En parallèle, ajoutons que Boeing a été ralenti dans sa reprise par des problèmes techniques rencontrés par son 737MAX, responsables de deux crashs en 2018 et 2019, ainsi que par d’importants retards de production – et de livraison, comme dans le cas des 115 777X commandés par la compagnie Emirates.[5]
Politique commerciale expansionniste d’Airbus
Airbus a pris le parti de poursuivre une politique commerciale expansionniste, malgré les incertitudes qui pèsent encore sur le secteur aéronautique et les craintes de ses fournisseurs. Ces derniers pourraient en effet être mis en difficulté si les commandes devaient ralentir à nouveau, du fait d’une conjoncture adverse. Or, garder un rythme de production aussi élevé que celui souhaité par Airbus les expose d’autant plus à une baisse de cadence future. L’avionneur européen assume cependant pleinement sa stratégie, et entretien l’ambition de produire jusqu’à 75 avions par mois d’ici 2025 (contre 60 par mois pré-Covid).[6] Le carnet de commandes d’Airbus est actuellement rempli jusqu’en 2026.
Boeing, dont le décrochage est à nuancer, mise sur la R&D pour se relancer
Décrochage de Boeing face à Airbus
A la sortie de la crise Covid, Boeing perd de nouvelles parts de marché face à Airbus. Ceci s’explique notamment du fait que les long-courriers, spécialité de Boeing, ont été davantage affectés par la pandémie que les avions court ou moyen-courrier. Les gros-porteurs s’étant moins vendus, cela a laissé Boeing à la traine. Un autre aspect à prendre en compte est le manque dans l’offre de Boeing d’un équivalent de l’A321neo d’Airbus, avion peu cher, de taille moyenne (200 places) et avec des performances de long-courrier.[7]
A cela s’ajoutent les clients qui ont préféré changer de fournisseur, tel Jet2, passé à Airbus avec une commande de 36 A321neo en août 2021 et de 15 aéronefs supplémentaires en septembre 2021.[8]
Il s’agit toutefois de nuancer le décrochage de Boeing, qui a eu certains succès récents. On peut notamment citer les résultats positifs des tests du 737MAX effectués par les autorités de régulation chinoises.[9] Ceux-ci ont un effet d’annonce positif pour la réputation de l’avionneur, et ouvrent des perspectives de commercialisation en Chine (dont la demande en aéronefs est estimée à 1470 Mds$ pendant les 20 prochaines années[10])
Des investissements en R&D
Pour sa propre relance, Boeing mise gros sur une poussée de sa R&D. Le groupe a notamment ouvert le 5 octobre 2021 en Ecosse un nouveau centre, le Metallics Research Centre, pour 11,8 Mds£. Les objectifs de recherche sont de réduire les déchets matériels et d’augmenter les performances en termes de sécurité, productivité et impact environnemental, ainsi que de doubler la chaîne d’approvisionnement de Boeing.[11]

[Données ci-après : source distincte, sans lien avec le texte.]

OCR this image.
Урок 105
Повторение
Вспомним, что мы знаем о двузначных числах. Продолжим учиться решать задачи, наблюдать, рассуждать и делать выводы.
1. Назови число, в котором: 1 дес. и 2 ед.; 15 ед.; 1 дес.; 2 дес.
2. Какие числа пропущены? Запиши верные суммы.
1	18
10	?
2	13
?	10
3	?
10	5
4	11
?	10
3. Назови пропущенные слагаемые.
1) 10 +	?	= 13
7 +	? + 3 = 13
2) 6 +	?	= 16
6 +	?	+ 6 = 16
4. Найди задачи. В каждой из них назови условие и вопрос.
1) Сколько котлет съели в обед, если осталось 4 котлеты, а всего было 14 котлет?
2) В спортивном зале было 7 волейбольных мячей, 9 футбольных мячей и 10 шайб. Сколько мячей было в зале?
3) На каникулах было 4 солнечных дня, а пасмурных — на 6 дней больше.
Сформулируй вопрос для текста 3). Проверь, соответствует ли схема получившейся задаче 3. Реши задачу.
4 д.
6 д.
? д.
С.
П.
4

Par ailleurs, Boeing, tout comme Airbus, identifie les « carburants durables » (SAF) comme piste majeure pour décarboner l’aviation d’ici 2050.[12] Une divergence de taille sépare cependant les deux avionneurs sur le thème de l’hydrogène : si Airbus y croit et a établi des coopérations pluri-acteurs pour le développement de cette nouvelle technologie (Airbus, Air Liquide, VINCI)[13], Boeing n’a pas prévu de se lancer sur ce front.
Conclusion/Analyse
En conclusion, nous avons vu que, malgré une industrie aéronautique qui peine à redémarrer, Airbus adopte une politique commerciale expansionniste, alors que de son côté Boeing cherche à se relancer via des investissements massifs en R&D.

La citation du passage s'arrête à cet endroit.